What were Ghosh’s methods that led to the meteoric rise of Hindu Samhati? Advocate Prasun Maitra, a former HS activist, has an insight into the subject. First, Ghosh was able to “Bengalitise” Hindutva with slogans like “Jai Ma Kali” and “Hindu Samhati: Hindur Swarthe Lorche, Lorbe” (Hindu Samhati will fight for Hindu interests). Second, he placed the rural, backward, and marginalised population of Hindus in the centre of his universe. Third, Hindu Samhati believed providing immediate and on-spot succour to Hindus in trouble. Fourth, it believed in looking eye-to-eye whether it was jihadi elements or the authorities. After the Trinamool Congress came to power in West Bengal in May 2011 the Kolkata Police started refusing permission for Hindu Samhati Foundation Day. The organisation approached Kolkata High Court, outfaced the police, to get the permission and hold the rally. Later, the West Bengal government stopped harassing them. Fifth, Tapan-da was accessible to anybody and had no airs of being a leader. This was the very reason why his reputation increased, and many other leaders had to acknowledge his leadership. As he went to jail, his popularity soared. Sixth, he intelligently used the ICT resources, beginning from Gmail and culminating in Facebook and WhatsApp posts in Bengali and English. He thus reached out everywhere from rural to international audiences.
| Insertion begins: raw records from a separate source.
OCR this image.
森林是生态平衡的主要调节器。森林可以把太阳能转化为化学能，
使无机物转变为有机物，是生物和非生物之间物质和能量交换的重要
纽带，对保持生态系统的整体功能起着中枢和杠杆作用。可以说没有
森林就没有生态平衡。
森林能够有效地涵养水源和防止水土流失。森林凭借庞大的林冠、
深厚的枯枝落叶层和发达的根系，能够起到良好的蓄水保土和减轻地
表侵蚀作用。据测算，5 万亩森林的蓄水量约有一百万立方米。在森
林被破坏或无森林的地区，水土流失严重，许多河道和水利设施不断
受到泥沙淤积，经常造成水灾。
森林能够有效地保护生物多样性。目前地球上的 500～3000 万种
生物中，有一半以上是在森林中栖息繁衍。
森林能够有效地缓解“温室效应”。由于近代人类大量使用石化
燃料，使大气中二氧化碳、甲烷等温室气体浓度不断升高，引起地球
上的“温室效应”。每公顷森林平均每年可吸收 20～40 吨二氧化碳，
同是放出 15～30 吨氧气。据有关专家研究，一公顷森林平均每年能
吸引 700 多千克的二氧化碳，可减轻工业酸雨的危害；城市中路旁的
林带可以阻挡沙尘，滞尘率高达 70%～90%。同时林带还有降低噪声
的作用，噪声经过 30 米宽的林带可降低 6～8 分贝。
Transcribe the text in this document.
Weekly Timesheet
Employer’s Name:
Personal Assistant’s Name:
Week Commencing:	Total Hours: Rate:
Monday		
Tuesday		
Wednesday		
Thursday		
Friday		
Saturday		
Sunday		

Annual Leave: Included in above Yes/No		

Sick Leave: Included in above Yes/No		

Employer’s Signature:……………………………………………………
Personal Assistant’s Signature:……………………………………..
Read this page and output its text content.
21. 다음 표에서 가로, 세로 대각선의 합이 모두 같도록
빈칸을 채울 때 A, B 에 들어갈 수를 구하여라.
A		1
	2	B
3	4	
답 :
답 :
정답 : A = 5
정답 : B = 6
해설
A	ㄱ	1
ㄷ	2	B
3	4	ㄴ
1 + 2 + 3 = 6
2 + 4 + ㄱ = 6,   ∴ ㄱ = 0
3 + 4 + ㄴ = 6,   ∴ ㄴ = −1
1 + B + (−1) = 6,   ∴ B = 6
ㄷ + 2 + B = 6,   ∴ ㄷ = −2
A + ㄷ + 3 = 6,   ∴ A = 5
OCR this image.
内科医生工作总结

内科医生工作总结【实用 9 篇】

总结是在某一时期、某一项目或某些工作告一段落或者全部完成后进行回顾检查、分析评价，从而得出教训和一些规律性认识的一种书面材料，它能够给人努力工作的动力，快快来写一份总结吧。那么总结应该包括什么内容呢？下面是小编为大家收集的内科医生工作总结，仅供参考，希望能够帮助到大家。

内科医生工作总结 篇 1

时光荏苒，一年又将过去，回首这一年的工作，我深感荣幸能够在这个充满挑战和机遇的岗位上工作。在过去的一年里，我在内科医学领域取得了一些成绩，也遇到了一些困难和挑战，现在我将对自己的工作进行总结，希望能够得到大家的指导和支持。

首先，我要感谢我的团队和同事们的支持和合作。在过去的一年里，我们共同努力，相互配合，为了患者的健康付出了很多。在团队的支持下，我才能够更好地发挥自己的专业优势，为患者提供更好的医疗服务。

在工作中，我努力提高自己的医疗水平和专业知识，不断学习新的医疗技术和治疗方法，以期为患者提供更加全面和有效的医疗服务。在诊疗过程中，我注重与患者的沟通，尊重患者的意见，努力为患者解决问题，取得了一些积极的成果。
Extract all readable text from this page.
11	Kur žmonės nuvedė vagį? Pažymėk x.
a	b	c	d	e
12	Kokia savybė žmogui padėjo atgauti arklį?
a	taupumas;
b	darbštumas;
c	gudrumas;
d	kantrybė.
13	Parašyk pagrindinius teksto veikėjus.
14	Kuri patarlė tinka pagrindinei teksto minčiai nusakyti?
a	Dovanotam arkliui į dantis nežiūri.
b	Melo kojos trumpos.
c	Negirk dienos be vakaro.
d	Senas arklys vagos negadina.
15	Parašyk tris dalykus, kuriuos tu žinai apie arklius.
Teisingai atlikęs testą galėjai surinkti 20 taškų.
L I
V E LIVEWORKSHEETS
Ghosh was able to break the adverse “Bhadralok” consensus — in India’s most secularised state — to reveal the groundswell for Hindutva. The Hindu Samhati used to meticulously document events of atrocities on Hindus along with photographs, which Bengali newspapers and channels would blackout, and post them on their website besides printing in their newsletter Samhati Samachar. Whenever any Hindu Samhati activist was detained or arrested, the mobile numbers of local SHO and Superintendent of Police were shared over SMS and social media. People from New Jersey, to New Delhi let alone local Noapara would immediately start calling and sending messages to those numbers. The West Bengal Police was in awe.
After the Hindu Samhati Foundation Day, 2018, he handed over his charge to Debtanu Bhattacharya. Subsequently, Ghosh distanced himself from any kind of organisational work. He, however, had already changed the discourse and dynamics in the state.
Julius Caesar dead was more powerful than Julius Caesar alive. Though Tapan Ghosh has passed away, his spirit lives on. He reminds us of Bengal revolutionaries of yesteryears. It will not be possible to stop the wheel of thought and action that he set into motion. As Subhas Chandra Bose said, “In this mortal world, everything perishes and will perish — but ideas and ideals and dreams do not. One individual may die for an idea but that idea will, after his death incarnate itself in a thousand lives.”
The writer is an author and independent researcher. The views expressed herein are his personal.